Leicester won a corner deep in injury time and brought Schmeichel forward to try to salvage something from this match. It very nearly happened, too, as the corner found the head of Ndidi, who hit it well but guided it just wide of the goal. That would be the last chance of the match, leaving the Saints with a thoroughly-deserved 2-1 victory.
Yeah, that wasn’t good. The statistics will show that the Foxes had 72% of the possession and 24 shots to Southampton’s 8, but this was anything but a dominant performance by City. This was a deserved win for the Saints and an exceedingly poor performance by Leicester. It’s probably worth noting, as well, that we crashed out of the FA Cup last Sunday in part because we rested our top players so they would be fresh for this match.
Expect to see a bit more of this in the near future.
It’s easy to point the finger at Mendy for being at fault for both Saints’ goals, and there’s certainly some merit to that point of view. On the other hand, I struggle to understand why a central midfielder was left one-on-one with Shane Long twice in the penalty area. We were caught out exactly twice in that match and both times the ball ended up in the back of the net.

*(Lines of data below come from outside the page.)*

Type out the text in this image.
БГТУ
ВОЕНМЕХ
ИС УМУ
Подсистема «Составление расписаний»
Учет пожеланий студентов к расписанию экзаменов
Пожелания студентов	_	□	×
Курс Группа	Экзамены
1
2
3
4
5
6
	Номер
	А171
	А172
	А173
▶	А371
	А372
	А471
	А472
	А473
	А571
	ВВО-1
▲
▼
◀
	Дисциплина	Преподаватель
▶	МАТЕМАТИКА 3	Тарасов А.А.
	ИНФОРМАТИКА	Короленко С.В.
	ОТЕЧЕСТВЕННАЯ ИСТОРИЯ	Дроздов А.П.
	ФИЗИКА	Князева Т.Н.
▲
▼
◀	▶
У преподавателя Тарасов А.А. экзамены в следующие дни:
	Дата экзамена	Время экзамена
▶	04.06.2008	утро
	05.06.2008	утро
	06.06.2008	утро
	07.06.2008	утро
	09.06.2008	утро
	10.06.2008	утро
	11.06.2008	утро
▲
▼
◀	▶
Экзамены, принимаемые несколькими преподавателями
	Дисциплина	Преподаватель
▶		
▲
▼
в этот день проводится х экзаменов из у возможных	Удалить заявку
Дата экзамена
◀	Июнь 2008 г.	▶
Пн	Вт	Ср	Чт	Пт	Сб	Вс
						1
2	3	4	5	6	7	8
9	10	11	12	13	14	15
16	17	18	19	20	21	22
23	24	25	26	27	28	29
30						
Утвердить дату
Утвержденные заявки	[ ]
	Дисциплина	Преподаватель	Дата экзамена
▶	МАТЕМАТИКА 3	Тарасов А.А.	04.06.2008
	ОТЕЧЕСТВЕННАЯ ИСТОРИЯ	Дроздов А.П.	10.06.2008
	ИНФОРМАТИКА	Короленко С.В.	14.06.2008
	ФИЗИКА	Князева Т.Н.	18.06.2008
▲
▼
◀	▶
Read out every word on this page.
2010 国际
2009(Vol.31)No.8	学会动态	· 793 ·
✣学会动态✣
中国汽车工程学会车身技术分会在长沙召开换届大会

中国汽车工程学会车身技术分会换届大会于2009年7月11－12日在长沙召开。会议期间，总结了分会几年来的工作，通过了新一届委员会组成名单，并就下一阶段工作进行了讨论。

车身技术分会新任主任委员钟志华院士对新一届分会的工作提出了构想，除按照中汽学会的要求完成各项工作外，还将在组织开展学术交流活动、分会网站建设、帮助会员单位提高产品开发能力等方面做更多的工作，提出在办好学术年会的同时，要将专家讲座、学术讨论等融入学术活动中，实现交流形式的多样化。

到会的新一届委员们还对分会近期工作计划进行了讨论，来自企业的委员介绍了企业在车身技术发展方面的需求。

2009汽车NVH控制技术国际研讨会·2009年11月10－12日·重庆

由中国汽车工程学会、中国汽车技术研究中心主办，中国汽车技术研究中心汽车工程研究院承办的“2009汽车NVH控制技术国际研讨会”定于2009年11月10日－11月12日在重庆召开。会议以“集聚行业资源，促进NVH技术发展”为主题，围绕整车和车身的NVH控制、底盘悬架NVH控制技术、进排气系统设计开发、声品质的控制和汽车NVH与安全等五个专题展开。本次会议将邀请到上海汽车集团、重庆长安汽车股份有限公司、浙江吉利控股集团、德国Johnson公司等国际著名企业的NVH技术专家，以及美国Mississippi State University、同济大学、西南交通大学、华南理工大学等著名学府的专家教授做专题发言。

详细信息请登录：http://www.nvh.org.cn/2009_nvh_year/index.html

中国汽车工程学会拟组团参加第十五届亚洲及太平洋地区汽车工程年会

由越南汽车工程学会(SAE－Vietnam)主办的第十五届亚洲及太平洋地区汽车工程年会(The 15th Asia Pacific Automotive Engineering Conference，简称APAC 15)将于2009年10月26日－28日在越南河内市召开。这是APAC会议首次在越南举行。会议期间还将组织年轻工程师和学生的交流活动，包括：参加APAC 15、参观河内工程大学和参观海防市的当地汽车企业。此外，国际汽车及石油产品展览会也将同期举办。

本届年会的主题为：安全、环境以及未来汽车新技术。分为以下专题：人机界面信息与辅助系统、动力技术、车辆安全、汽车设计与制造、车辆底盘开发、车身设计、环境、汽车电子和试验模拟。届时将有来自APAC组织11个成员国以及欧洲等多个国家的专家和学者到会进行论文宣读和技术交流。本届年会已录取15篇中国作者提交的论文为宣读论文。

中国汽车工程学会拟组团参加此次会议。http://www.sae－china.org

At the other end, though, we weren’t exactly doing much to trouble the opposition defense. The book on Leicester is to back the penalty area and allow the fullbacks space on the wings because they’ll just lump it into the area and hope Vardy grows an inch or two in time to get on the end of it. The only time a player in a wide position attacked the area, we scored. Maybe try that one again some time?
#saintsfc have 3 defenders that are 6ft 5 + so why did we spend the whole 2nd half passing it out wide for them to cross it to 1 maybe 2 players who were never going to win any headers in a million years. #lcfc— Chris Bailey (@CBailey31) January 12, 2019
In the first half, Choudhury stood out as the only player in blue who was performing at full speed. Did anyone else have a good match? Ndidi got a goal, and Madders moved the ball well until he decided that he had to shoot from distance every time he saw the ball. I’m reasonably sure that Vardy would have had a fine game had he seen the ball, but he didn’t, so there you have it.
The defeat leaves us on 31 points through 22 matches, good enough for 8th on the table. We have the early match next Saturday as we visit Wolves at Molineux. Our next cup match is (checks notes) ah, well, we’re done with those, aren’t we?